FAQ - Building Owner (I’m the person who is having the work done)

On this page you will find helpful answers to the most frequently asked questions we encounter.
If you cannot find the answer you are looking for (and even if you have) please feel free to contact us or call 020 3503 0688

  • Do I really have to do this? Is it a legal requirement or a voluntary process?

    Yes it is a legal requirement and you must, where applicable, serve notices on all affected neighbouring properties.

  • But I have planning permission. Isn’t this enough?

    No, planning permission may only be one of several relevant permissions you require in order to carry out building work. In order to lawfully commence work in England and Wales, you may require: planning permission or a certificate of lawful development from the local authority; conservation area permission; party wall authorisation; building control notice; listed building consent and other permissions from the local authority, or other Acts of parliament and regulations governing building work in this country.

  • I do not share a party wall with my neighbour. Do I still need to serve a party wall notice?

    Let’s take a look at the full name of the Party Wall Act: “the Party Wall etc. Act 1996”. It’s the “etc.” bit we’re interested in to answer this question. The “etc.” part in the title refers to “adjacent excavation” which you will find at section 6 of the Party Wall Act. This section applies when you are digging (for any reason) within three metres of, and to a lower level than, any neighbouring foundations.

  • You mention 3 metres but I have heard of a “6 metre rule”. What is this?

    This is also found under section 6 of the Party Wall Act and is seldom encountered. The “6 metre rule” applies to exceptionally deep excavations within 6 metres of neighbouring foundations. There are many complicated explanations out there as to how the 6 metre rule applies including angles and depths and imaginary lines etc. but our simple formula is: if you are digging within 6 metres of neighbouring foundations the 6 metre rule applies if the depth of your excavation is greater than the distance between the excavation and the neighbouring foundations – simple!

  • I don’t think I am going to dig lower than my neighbour’s foundations even though I am digging within three metres. Do I need to serve notices?

    The first question I would ask is: how do you know the depth of your neighbour’s foundations? Normally the only way to know this is to dig a ‘trial hole’ to physically examine the depth of neighbouring foundations. Also you will need to bear in mind that your building control officer may require deeper foundations than those shown on your drawings as your foundation contractors may encounter tree roots and localised changes in the sub-surface geology. Ultimately, if you intend not to serve notices the onus is on you to prove that they are not necessary.

  • I’m only digging near my neighbour’s garage. Does this need a notice to be served?

    The Party Wall Act does not only apply to neighbouring houses but to any structure on your neighbour’s land.
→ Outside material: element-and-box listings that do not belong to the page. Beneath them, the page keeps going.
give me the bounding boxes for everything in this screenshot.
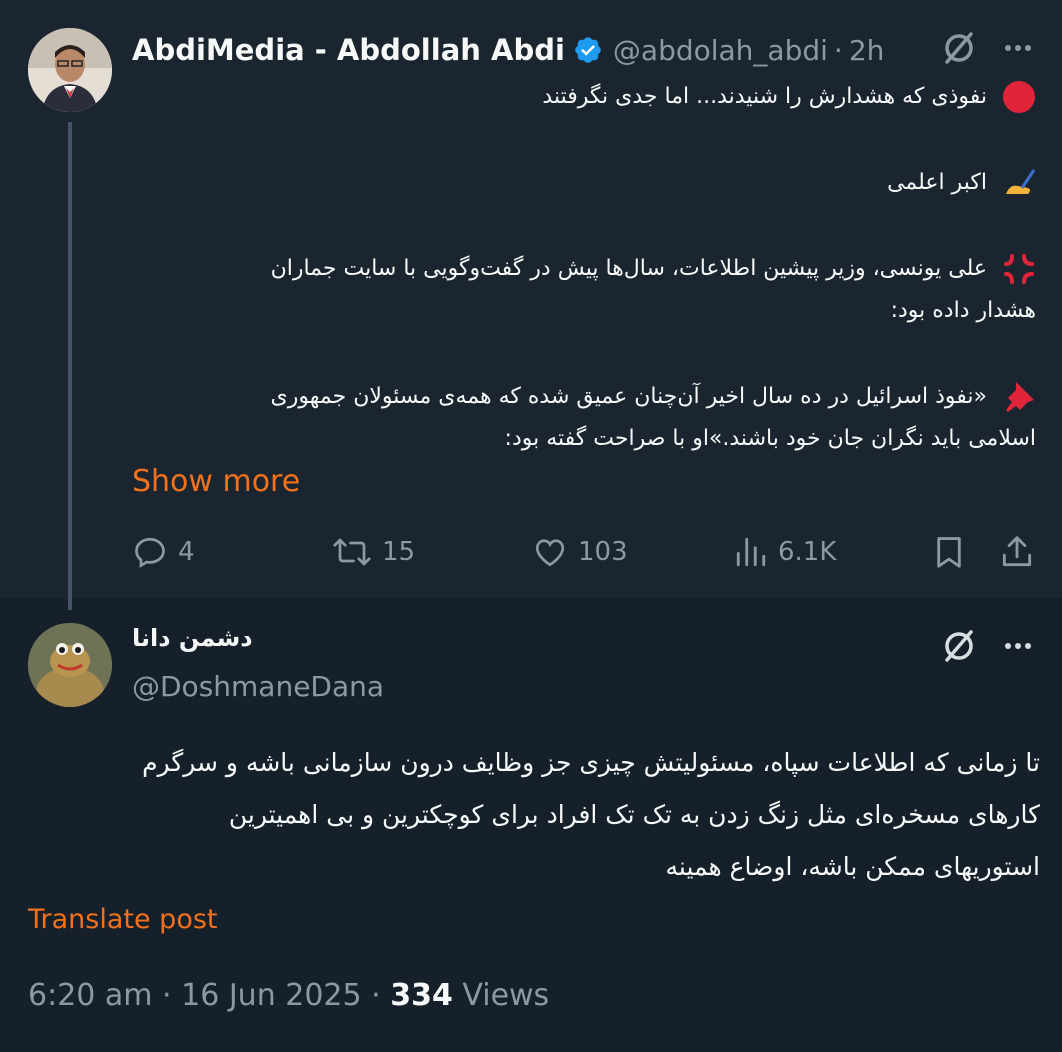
post-text-line: اسلامی باید نگران جان خود باشند.»او با ص… xyxy=(504,426,1036,451)
like-icon xyxy=(535,539,565,567)
show-more-link[interactable]: Show more xyxy=(132,464,300,499)
views-button[interactable]: 6.1K xyxy=(734,530,836,574)
more-icon[interactable] xyxy=(998,28,1038,68)
author-handle[interactable]: @DoshmaneDana xyxy=(132,670,384,703)
post-header: AbdiMedia - Abdollah Abdi @abdolah_abdi … xyxy=(132,30,884,70)
like-count: 103 xyxy=(578,537,628,567)
writing-hand-icon xyxy=(1006,169,1036,194)
more-icon[interactable] xyxy=(998,626,1038,666)
translate-post-link[interactable]: Translate post xyxy=(28,904,218,935)
avatar[interactable] xyxy=(28,623,112,707)
reply-count: 4 xyxy=(178,537,195,567)
views-icon xyxy=(736,537,766,567)
bookmark-icon[interactable] xyxy=(930,533,968,571)
post-metadata: 6:20 am · 16 Jun 2025 · 334 Views xyxy=(28,978,549,1013)
reply-button[interactable]: 4 xyxy=(132,530,195,574)
grok-icon[interactable] xyxy=(939,626,979,666)
post-text-line: اکبر اعلمی xyxy=(156,164,1036,202)
views-count: 334 xyxy=(390,978,453,1013)
post-time[interactable]: 2h xyxy=(849,34,885,67)
post-text-line: علی یونسی، وزیر پیشین اطلاعات، سال‌ها پی… xyxy=(156,250,1036,288)
views-label: Views xyxy=(452,978,550,1013)
separator-dot: · xyxy=(833,33,843,67)
like-button[interactable]: 103 xyxy=(532,530,628,574)
thread-connector-line xyxy=(68,122,72,610)
anger-icon xyxy=(1004,254,1034,284)
grok-icon[interactable] xyxy=(939,28,979,68)
reply-icon xyxy=(135,537,165,568)
repost-button[interactable]: 15 xyxy=(332,530,415,574)
post-text-line: تا زمانی که اطلاعات سپاه، مسئولیتش چیزی … xyxy=(142,748,1040,777)
share-icon[interactable] xyxy=(998,533,1036,571)
repost-icon xyxy=(333,538,371,566)
red-circle-icon xyxy=(1003,81,1035,113)
post-text-line: استوریهای ممکن باشه، اوضاع همینه xyxy=(665,852,1040,881)
verified-badge-icon xyxy=(575,37,601,63)
author-name[interactable]: دشمن دانا xyxy=(132,624,253,652)
post-text-line: هشدار داده بود: xyxy=(890,298,1036,323)
avatar[interactable] xyxy=(28,28,112,112)
repost-count: 15 xyxy=(382,537,416,567)
post-timestamp[interactable]: 6:20 am · 16 Jun 2025 · xyxy=(28,978,390,1013)
author-handle[interactable]: @abdolah_abdi xyxy=(613,34,828,67)
author-name[interactable]: AbdiMedia - Abdollah Abdi xyxy=(132,33,565,67)
post-text-line: کارهای مسخره‌ای مثل زنگ زدن به تک تک افر… xyxy=(228,800,1040,829)
views-count: 6.1K xyxy=(778,537,837,567)
post-text-line: نفوذی که هشدارش را شنیدند... اما جدی نگر… xyxy=(156,78,1036,116)
post-text-line: «نفوذ اسرائیل در ده سال اخیر آن‌چنان عمی… xyxy=(156,378,1036,416)
pushpin-icon xyxy=(1006,382,1034,412)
As such, garages, outhouses, conservatories, retaining walls and some sheds and summerhouses are affected under the Party Wall Act.

  • It seems as though the Party Wall Act is only beneficial to my neighbour. Is there anything in it for me?

    Absolutely! The Party Wall Act works a little differently to conventional wisdom under English law. Usually under English “common” law there is a general principal that you do not need to “disprove” anything – only “prove” things. It has been tested in court and this convention was flipped on its head in the Court of Appeal that the Building Owner needed to make repairs to neighbouring property because it couldn’t be proven whether or not the works caused the damage alleged, and the judge deemed that the reason for this lack of evidence was due to the Building Owner not serving notices before the work took place.
    Furthermore, the party wall survey (referred to as a “Schedule of Condition”) will pick up any existing defects on your neighbour’s property so that a comprehensive and independent record of your neighbour’s property exists prior to the work being undertaken, meaning you can commence work safe in the knowledge that you will not be stung by a hefty bill for damage to your neighbour’s property, which they allege was caused during your work. In addition to this, the surveyors will also feedback any observations of structural defects on your neighbour’s property so that your architect and engineer (who will not have designed the scheme with your neighbour’s property’s specific condition in mind) can look at ways of minimising the risk of further damage to neighbouring property being caused.

  • What are your fees?

    Our fees are highly competitive and we would like to provide you with a tailored quote for your work. We will at the very least match and in many cases beat any genuine like-for-like quotation you have received (please ensure that you have evidence of your independent quote). We will often operate on a fixed fee basis and even if we can’t (due to the complexity of any particular job) we will look to provide assurances by capping our fees at an agreed level. Our hourly rate represents the more cost-effective end of the surveying market.

  • Is there only an option for my neighbour to either “consent” or “dissent” to a notice under the Party Wall Act?

    Taking the black-and-white reading of the Party Wall Act, this would seem to be the case, however we offer a range of options which effectively amount to your neighbour consenting to your works but placing certain conditions on this consent, such as having a basic party wall survey first carried out, a briefer document being put in place rather than a full party wall award etc.. Please bear in mind that it is ultimately your neighbour’s choice as to the level of cover they request but you may (depending on the relationship you have with your neighbour) want to discuss other options which do not amount to simply consenting and having no protection and dissenting and having the fullest protection.